I sucked at commenting for NCLM, and I am so sorry. I really did try very hard, and the first two weeks went off w/o a hitch, but then life happened, and I got behind with no way to make up. I am so very sorry if you have come here and commented and I have not gotten back to your blog. I busted ass to at least return comments even if I didn't do anything else, but even that was hard!!
I really have a few things going on in this brain of mine, miracle that I can think really with what little sleep the Turtle and I seem to be getting the last few nights. It seems that her teeth came with a strange sense that she no longer needs to let her mommy sleep.... Not happening. Mommy needs her sleep, or you get no food!! LOL ok not really, but DAMN I slept more when we first brought her home, so this has been a little of a challenge.
My other problem was with my actual commenting. Normally I would have been so full of amazing things to say, but now I just feel like a fraud. I mean how do I sit here and tell other women that it will happen for them, when I have the one thing that they want?? I would like to think that since I spent 14 1/2 years waiting and trying that would give me a little out, but I still find it hard. It isn't that I don't want to encourage, I just feel like I am now one of those women I used to look at and think "Yeah Whatever." when they told me to hang in there it would happen. Who wants to hear about the positive when everything feels so negative?? My heart was so broken, and I couldn't see past my own misery, and frankly I didn't give a shit about what anyone else had done or gone through.
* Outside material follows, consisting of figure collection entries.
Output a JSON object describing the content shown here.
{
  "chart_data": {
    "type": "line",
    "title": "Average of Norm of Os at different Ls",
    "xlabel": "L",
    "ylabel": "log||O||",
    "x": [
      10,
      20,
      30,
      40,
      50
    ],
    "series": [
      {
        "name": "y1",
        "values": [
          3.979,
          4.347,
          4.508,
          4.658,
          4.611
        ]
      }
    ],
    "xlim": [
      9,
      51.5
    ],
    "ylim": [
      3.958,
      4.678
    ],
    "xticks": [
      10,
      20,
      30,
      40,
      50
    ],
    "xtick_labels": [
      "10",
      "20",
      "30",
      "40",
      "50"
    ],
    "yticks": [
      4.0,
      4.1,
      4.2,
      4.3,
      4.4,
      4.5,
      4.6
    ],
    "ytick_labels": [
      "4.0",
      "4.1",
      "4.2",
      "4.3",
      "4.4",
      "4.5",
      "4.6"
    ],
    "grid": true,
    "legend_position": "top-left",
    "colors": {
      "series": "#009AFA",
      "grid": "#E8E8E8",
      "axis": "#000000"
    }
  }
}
I didn't want to wait for it to happen, I wanted it NOW. So, remembering those feelings has made it hard for me to comment when the blogger is still trying. I don't want to sound like an asshole giving assvice, but yet I do want to encourage them. I pray that for every day they go without, it is bringing them closer to the dream. I sit here in my chair and hold their hands, invisibly of course through the Internet, but there in spirit just the same. I know that pain, and I guess that along with remembering it, I have tried so hard not to let go of it because I don't want to ever forget the hurt that I went through. Stupid I know, but I need a reminder of it to get me through the bad days.
I have honestly tried very hard to commit to doing another cycle, but the fear of failure is tripping me up more and more everyday. I am terrified. I have been all over the blogging community recently and seeing all of the loss scares the living hell out of me. I honestly do not think that I could handle any kind of heartbreak right now. I guess it all became so much clearer to me a few nights ago when I was waiting to see if the Turtle was actually going to stay asleep and let me head to bed. I was sitting and thinking about things from the past year, and I suddenly hit on the thought that I never mourned the twin that we lost. That poor little baby was forgotten about in the drama that Turtle caused. So, when I had that little memory, I lost it. I had to get up and go into the living room to cry. At first I felt a little foolish, but then I heard Turtle squeak through the monitor, and I knew then what it was. There had been two babies in there, and only one made it out. Two lives started inside me, and only one came home. I don't know what hurt me more, the thought that I hadn't mourned the loss of that little life, or the fact that I momentarily felt relieved. I desperately wanted both of our babies, and yet to me my loss seemed so small compared to the recent goings on in the blog world. I realized in that very moment though that it was a loss. I guess my way of getting through it then was to think it wasn't a loss long as I kept Turtle safe. But, now I realize I will never know which of the embryo's Turtle was... Starsky or Hutch. I will never know if that other embryo was a boy or a girl. I will never know the feeling of its skin on mine, or know its scent. I will never hear it laugh or see it smile. So much was lost and it is just now hitting me how profound that loss really was.
That is my fear, this heartbreak that I feel now, I am not sure I can do it again. I am downright terrified of feeling pain this great. I really wonder why I can't just be happy with Turtle, and let the rest of it go. There are days when I wish I had never known that there were two of them in there, because it only breaks me down. It makes me want to just give all this trying up. It is in those moments when she is nuzzled against my chest, sleeping in my arms, that makes me wish I had known the other little person who was with us for that short time.
So, when I look at Turtle, she grins that little grin, I want that all over again. Is it worth it?? I don't know.